We are ourselves often cogs in someone else's machine. The lower level the task, the less likelihood we have to control our own destiny. I don't think Kevin has lost sight of that at all — he began his life's work by traveling the world to find disappearing societies and met people forgotten by everyone else. But our independence is always positional, relying on the constraints of others to make the raw stuff on which we depend.

The Math of Dunn: One

Wading into a political, legal, and racial issue isn't usually my speed. But I wanted to write something briefly about the Michael Dunn trial because I feel like I'm seeing bad information and logic spread across the twittersphere.

Let's start with the obvious: African Americans have a hell of a time receiving proportionate justice when they are defendants, and non-blacks accused of crimes against black people have a vastly easier time avoiding proportionate punishment or any punishment at all. I am in full agreement, and the statistics back up the anecdotes. Black people are convicted and pled at higher rates under more severity than white defendants for the same crimes. Drug charges for urban drugs more likely to be used by blacks have much higher penalties than those more typically used by middle-class whites.

And the use of "loud music" in all the headlines about this case? Jordan Davis and his friends may have been playing music loudly. That is what teenagers do. The issue was about one man's simmering violence in which he coolly loaded a gun and shot repeatedly at a vehicle as it drove away full of unarmed children.

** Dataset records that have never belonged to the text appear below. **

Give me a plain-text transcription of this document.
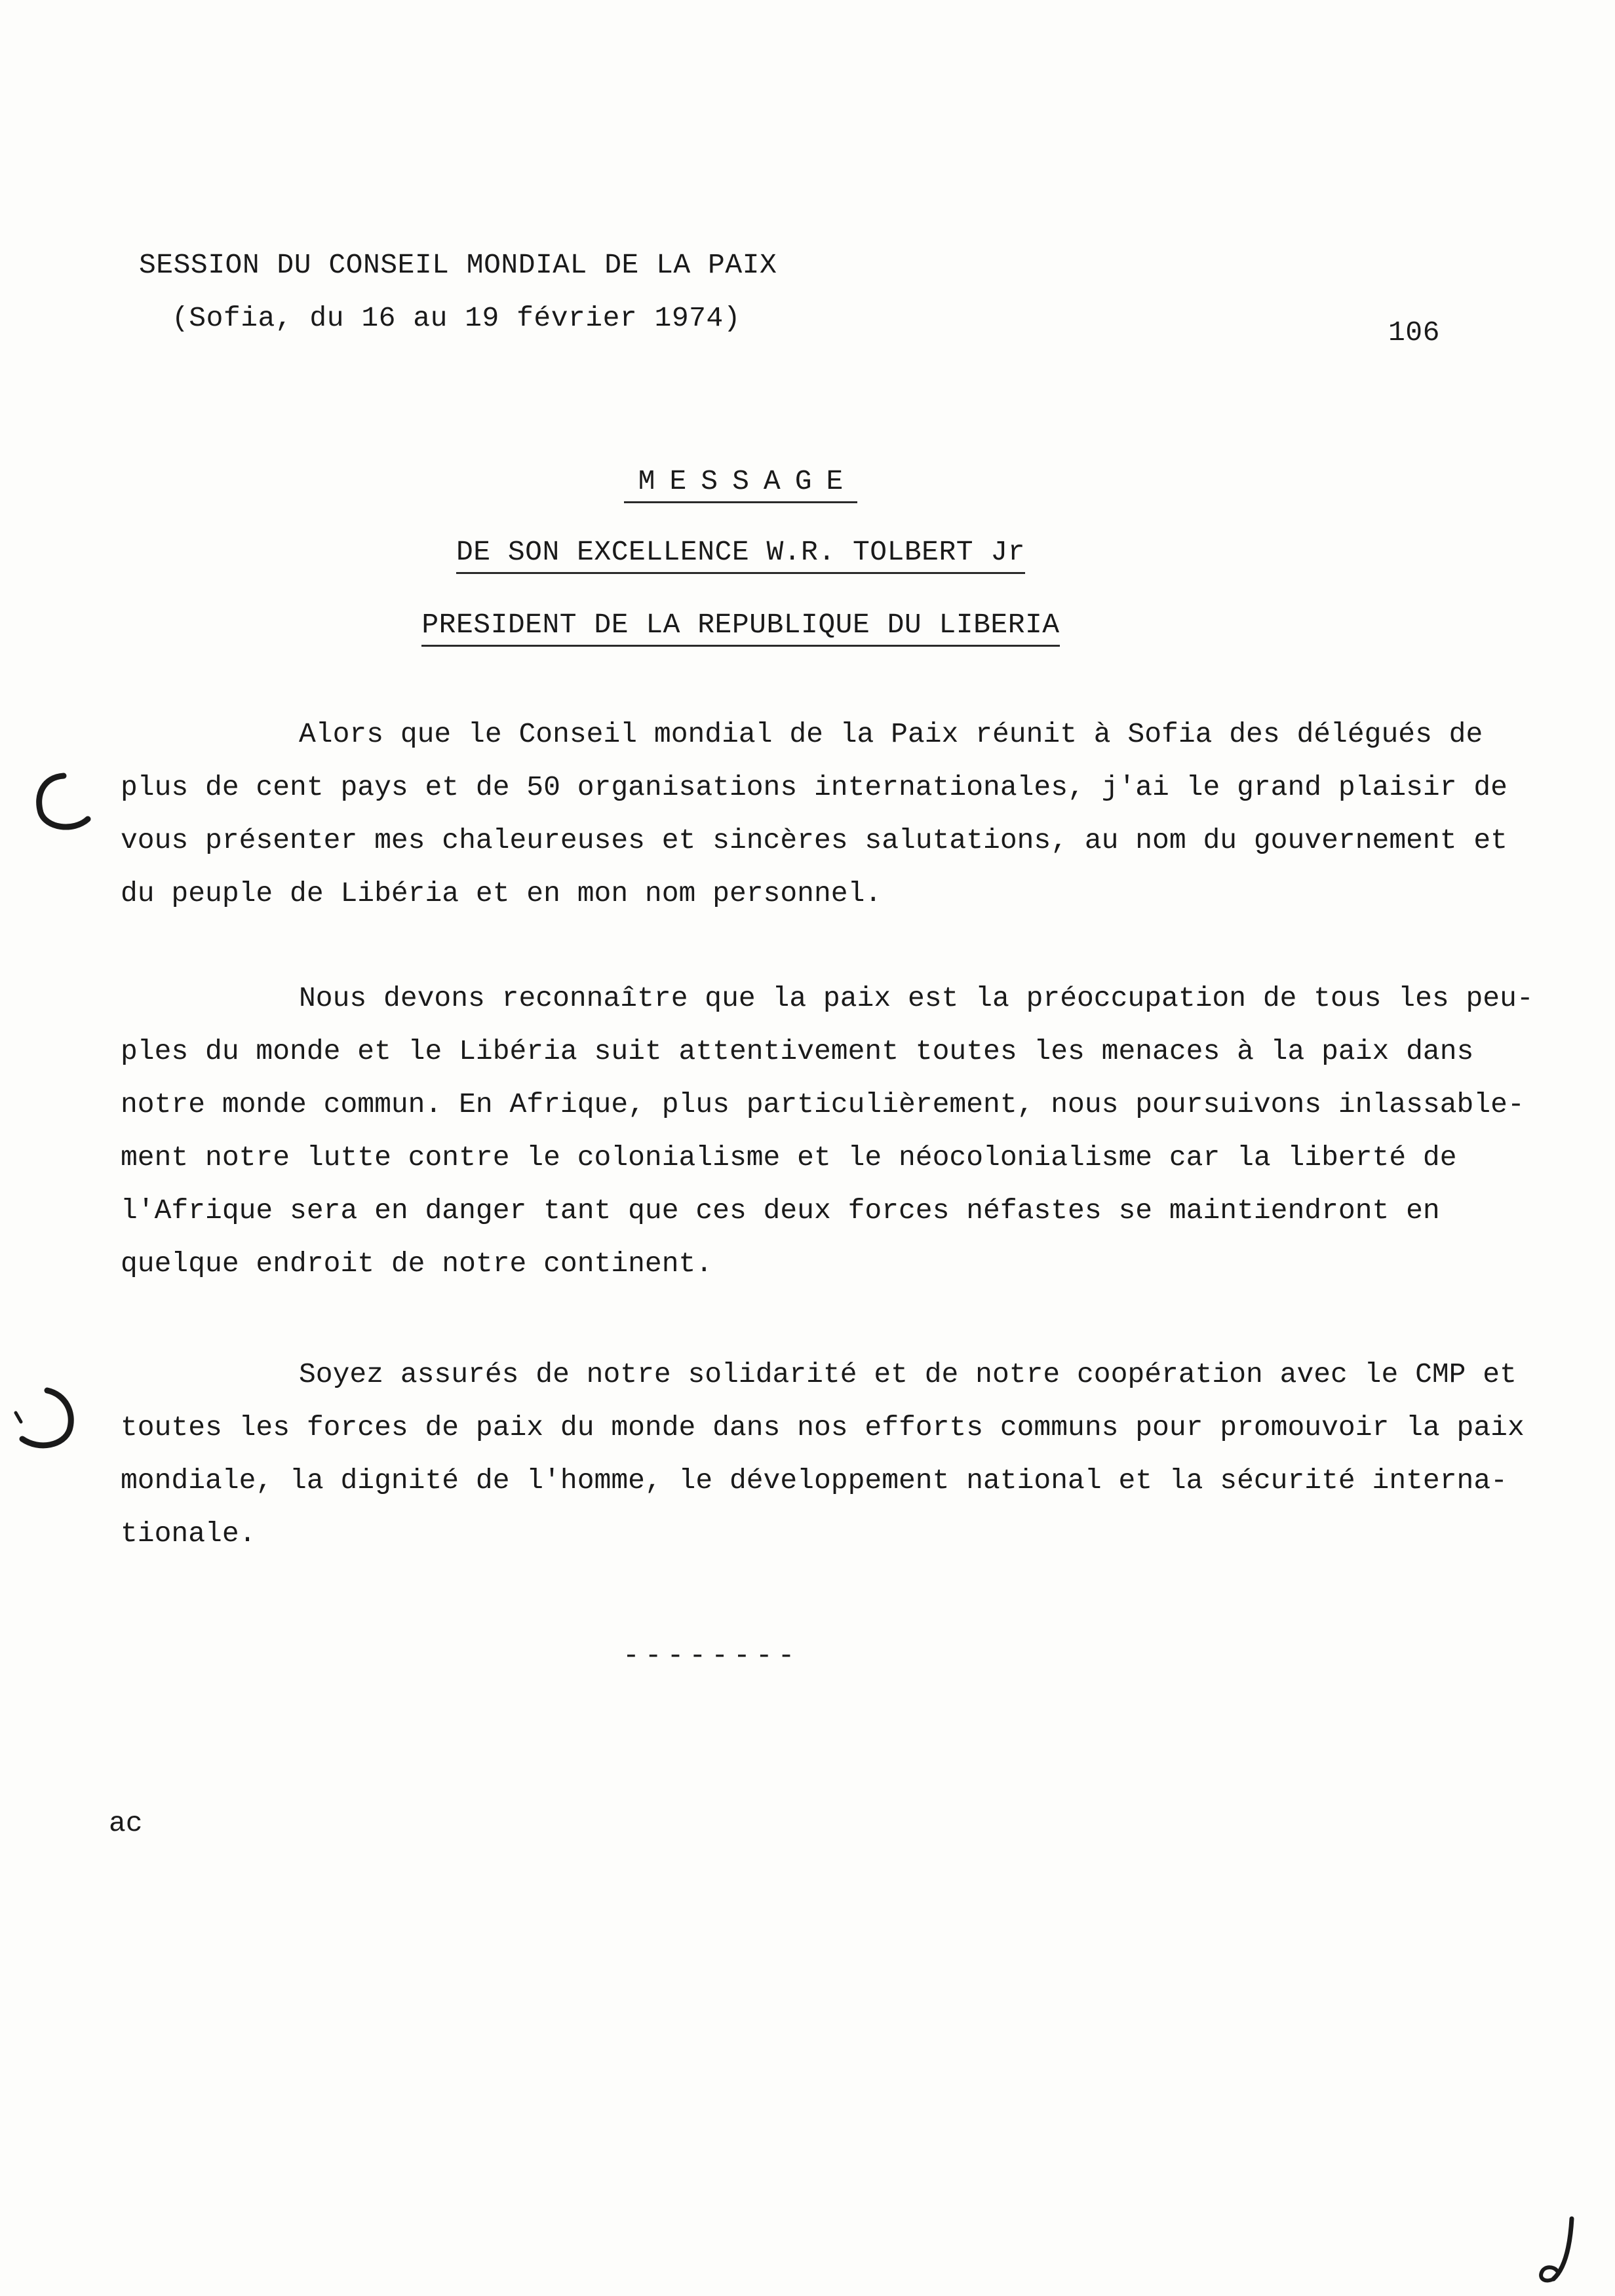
SESSION DU CONSEIL MONDIAL DE LA PAIX
(Sofia, du 16 au 19 février 1974)	106
MESSAGE
DE SON EXCELLENCE W.R. TOLBERT Jr
PRESIDENT DE LA REPUBLIQUE DU LIBERIA
Alors que le Conseil mondial de la Paix réunit à Sofia des délégués de
plus de cent pays et de 50 organisations internationales, j'ai le grand plaisir de
vous présenter mes chaleureuses et sincères salutations, au nom du gouvernement et
du peuple de Libéria et en mon nom personnel.
Nous devons reconnaître que la paix est la préoccupation de tous les peu-
ples du monde et le Libéria suit attentivement toutes les menaces à la paix dans
notre monde commun. En Afrique, plus particulièrement, nous poursuivons inlassable-
ment notre lutte contre le colonialisme et le néocolonialisme car la liberté de
l'Afrique sera en danger tant que ces deux forces néfastes se maintiendront en
quelque endroit de notre continent.
Soyez assurés de notre solidarité et de notre coopération avec le CMP et
toutes les forces de paix du monde dans nos efforts communs pour promouvoir la paix
mondiale, la dignité de l'homme, le développement national et la sécurité interna-
tionale.
--------
ac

"Loud music"? Please. I've seen tweets about the loud music indicating "disrespect" towards Dunn. This isn't about loud music just like the movie theater texting shooting isn't about cell phones. This is about a violent person who is willing to commit murder because he cannot control his own impulses.

Now, having stated that, I want to look at what precisely happened in the trial, to my understanding from the news accounts.

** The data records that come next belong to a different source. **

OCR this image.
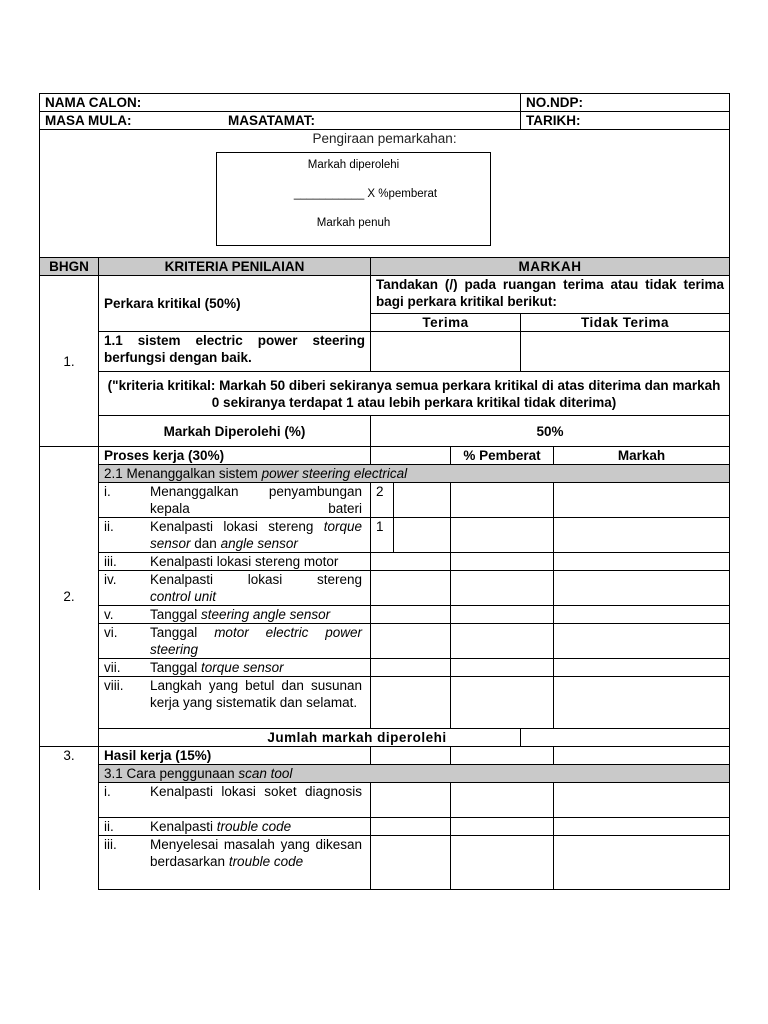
NAMA CALON:					NO.NDP:	
MASA MULA: MASATAMAT:					TARIKH:	

Pengiraan pemarkahan:						

BHGN	KRITERIA PENILAIAN	MARKAH				
1.	Perkara kritikal (50%)	Tandakan (/) pada ruangan terima atau tidak terima bagi perkara kritikal berikut:				
		Terima			Tidak Terima	
	1.1 sistem electric power steering berfungsi dengan baik.					
	("kriteria kritikal: Markah 50 diberi sekiranya semua perkara kritikal di atas diterima dan markah 0 sekiranya terdapat 1 atau lebih perkara kritikal tidak diterima)					
	Markah Diperolehi (%)	50%				
2.	Proses kerja (30%)			% Pemberat		Markah
	2.1 Menanggalkan sistem power steering electrical					
	i. Menanggalkan penyambungan kepala bateri	2				
	ii. Kenalpasti lokasi stereng torque sensor dan angle sensor	1				
	iii. Kenalpasti lokasi stereng motor					
	iv. Kenalpasti lokasi sterengcontrol unit					
	v. Tanggal steering angle sensor					
	vi. Tanggal motor electric power steering					
	vii. Tanggal torque sensor					
	viii. Langkah yang betul dan susunan kerja yang sistematik dan selamat.					
	Jumlah markah diperolehi					
3.	Hasil kerja (15%)					
	3.1 Cara penggunaan scan tool					
	i. Kenalpasti lokasi soket diagnosis					
	ii. Kenalpasti trouble code					
	iii. Menyelesai masalah yang dikesan berdasarkan trouble code					
Markah diperolehi
___________ X %pemberat
Markah penuh
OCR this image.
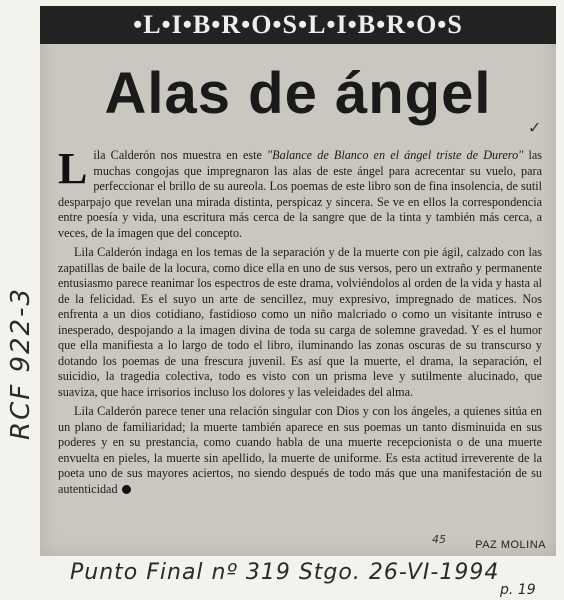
•L•I•B•R•O•S•L•I•B•R•O•S
Alas de ángel
✓

Lila Calderón nos muestra en este "Balance de Blanco en el ángel triste de Durero" las muchas congojas que impregnaron las alas de este ángel para acrecentar su vuelo, para perfeccionar el brillo de su aureola. Los poemas de este libro son de fina insolencia, de sutil desparpajo que revelan una mirada distinta, perspicaz y sincera. Se ve en ellos la correspondencia entre poesía y vida, una escritura más cerca de la sangre que de la tinta y también más cerca, a veces, de la imagen que del concepto.

Lila Calderón indaga en los temas de la separación y de la muerte con pie ágil, calzado con las zapatillas de baile de la locura, como dice ella en uno de sus versos, pero un extraño y permanente entusiasmo parece reanimar los espectros de este drama, volviéndolos al orden de la vida y hasta al de la felicidad. Es el suyo un arte de sencillez, muy expresivo, impregnado de matices. Nos enfrenta a un dios cotidiano, fastidioso como un niño malcriado o como un visitante intruso e inesperado, despojando a la imagen divina de toda su carga de solemne gravedad. Y es el humor que ella manifiesta a lo largo de todo el libro, iluminando las zonas oscuras de su transcurso y dotando los poemas de una frescura juvenil. Es así que la muerte, el drama, la separación, el suicidio, la tragedia colectiva, todo es visto con un prisma leve y sutilmente alucinado, que suaviza, que hace irrisorios incluso los dolores y las veleidades del alma.

Lila Calderón parece tener una relación singular con Dios y con los ángeles, a quienes sitúa en un plano de familiaridad; la muerte también aparece en sus poemas un tanto disminuida en sus poderes y en su prestancia, como cuando habla de una muerte recepcionista o de una muerte envuelta en pieles, la muerte sin apellido, la muerte de uniforme. Es esta actitud irreverente de la poeta uno de sus mayores aciertos, no siendo después de todo más que una manifestación de su autenticidad

PAZ MOLINA
RCF 922-3
45
Punto Final nº 319 Stgo. 26-VI-1994
p. 19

The jurors: I already saw a prominent person say that "eight white people" refused to convict Dunn of the most serious of five charges against him. That is incorrect.

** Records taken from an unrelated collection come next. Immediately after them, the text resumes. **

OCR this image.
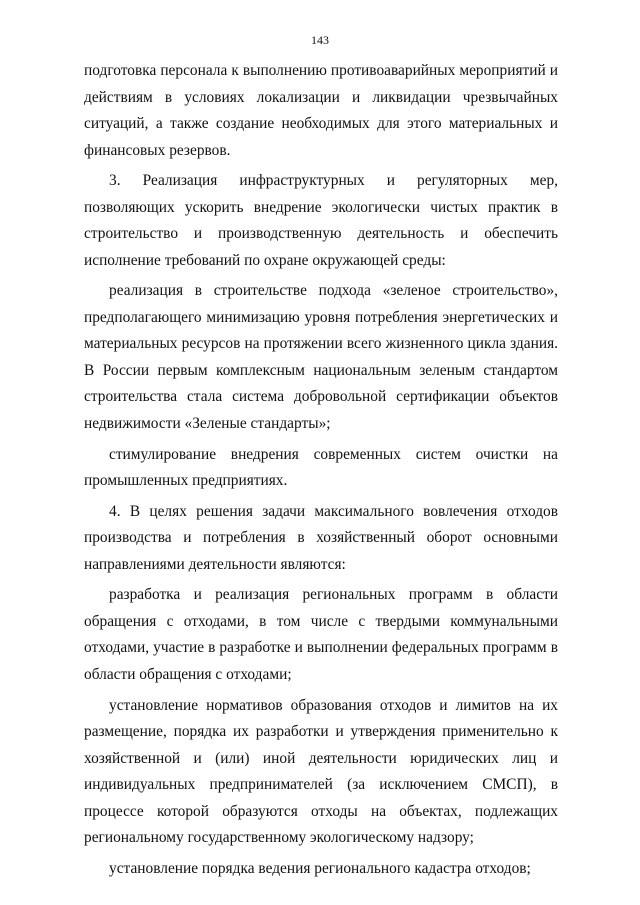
143

подготовка персонала к выполнению противоаварийных мероприятий и действиям в условиях локализации и ликвидации чрезвычайных ситуаций, а также создание необходимых для этого материальных и финансовых резервов.

3. Реализация инфраструктурных и регуляторных мер, позволяющих ускорить внедрение экологически чистых практик в строительство и производственную деятельность и обеспечить исполнение требований по охране окружающей среды:

реализация в строительстве подхода «зеленое строительство», предполагающего минимизацию уровня потребления энергетических и материальных ресурсов на протяжении всего жизненного цикла здания. В России первым комплексным национальным зеленым стандартом строительства стала система добровольной сертификации объектов недвижимости «Зеленые стандарты»;

стимулирование внедрения современных систем очистки на промышленных предприятиях.

4. В целях решения задачи максимального вовлечения отходов производства и потребления в хозяйственный оборот основными направлениями деятельности являются:

разработка и реализация региональных программ в области обращения с отходами, в том числе с твердыми коммунальными отходами, участие в разработке и выполнении федеральных программ в области обращения с отходами;

установление нормативов образования отходов и лимитов на их размещение, порядка их разработки и утверждения применительно к хозяйственной и (или) иной деятельности юридических лиц и индивидуальных предпринимателей (за исключением СМСП), в процессе которой образуются отходы на объектах, подлежащих региональному государственному экологическому надзору;

установление порядка ведения регионального кадастра отходов;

The jury comprised 12 people: four white men, four white women, two black women, one Asian-American woman, and one man who identified as Hispanic. (Hispanic is a designation that can apply to any race.)

The charges: Florida requires unanimous decisions for criminal charges for conviction or acquittal. Dunn was found guilty of four charges (one for each of the kids he shot at and didn't kill in the departing car and one weapons charge).

On the murder charge, jurors could not reach unanimity on first-degree murder or second- and third-degree murder and manslaughter charges, which must be considered if they reject the murder charges. He was not acquitted.

From my reading of the trial, the defense did a remarkable job in causing doubt in at least a single juror's mind about Dunn acting in self-defense. Dunn didn't need to act reasonably in self-defense; only believe that he was so doing!

Only one juror had to disagree. Given that they found him guilty unanimously of four other charges, I can imagine a scenario in which the recalcitrant juror says, "He's going to jail for life, anyway. I think he had reason to act in self-defense in his mind, and I'm not going to vote in favor of any murder or manslaughter charges." The ways juries work, one or more jurors could have "traded" their votes on the other four charges to avoid deadlocking on all.

The mistrial: The judge declared a mistrial on the murder charge. The state attorney has said he will stage a new trial on that charge, even though Dunn will almost certainly spend the rest of his life in jail.

It's completely clear to me that the defense painted the situation in terms in which Jordan and his friends were guilty of being "menacing because black teenagers." That's the crux of the injustice. The jury outcome may have been based on a single juror or 11 of the 12; we won't know unless they decide to talk later.

But the doubt in one or more jurors' minds that let them deadlock (not acquit) on one charge yet reach unanimity on four others is where justice wasn't served.